La joëlette est le symbole de l’ASBL Extramuros, créée par Serge Thiry en 2013. A des fins d’inclusivité, l’ancien détenu a souhaité regrouper dans une même équipe des jeunes aux trajectoires différentes ainsi que des jeunes à mobilité réduite, dans le cadre de séjours de randonnée. En plus de la sensibilisation dans les auditoires, c’est dans l’action collective qu’il chercher à casser les murs entre les individus. « Le monde du handicap et moi avons un point en commun : être mal perçu par la société ! » Récit de vie…

Serge Thiry est un ancien détenu qui, peines cumulées, a passé 27 ans en prison.

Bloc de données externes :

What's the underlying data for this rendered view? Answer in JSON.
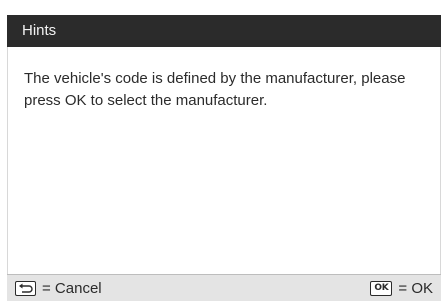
{
  "dialog": {
    "title": "Hints",
    "message": "The vehicle's code is defined by the manufacturer, please press OK to select the manufacturer."
  },
  "footer": {
    "cancel_label": "= Cancel",
    "ok_key": "OK",
    "ok_label": "= OK",
    "cancel_icon": "back-arrow-icon"
  }
}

A sa sortie à 50 ans, il décide d’entrer en résilience par le biais de la sensibilisation des jeunes dans les auditoires de secondaires et d’écoles supérieures. Il a également créé l’association Extramuros qui propose des séjours de marche adaptés aux personnes porteuses de handicap grâce à des joëlettes. Il nous accueille dans son appartement à Charleroi très soigneusement décoré. « J’ai longtemps été enfermé en cellule. Alors où j’habite c’est déterminant, je veux me sentir bien. » Après un morceau de guitare, il nous raconte son vécu et l’importance des expériences en collectif pour mieux se connaître et aller au-delà des préjugés.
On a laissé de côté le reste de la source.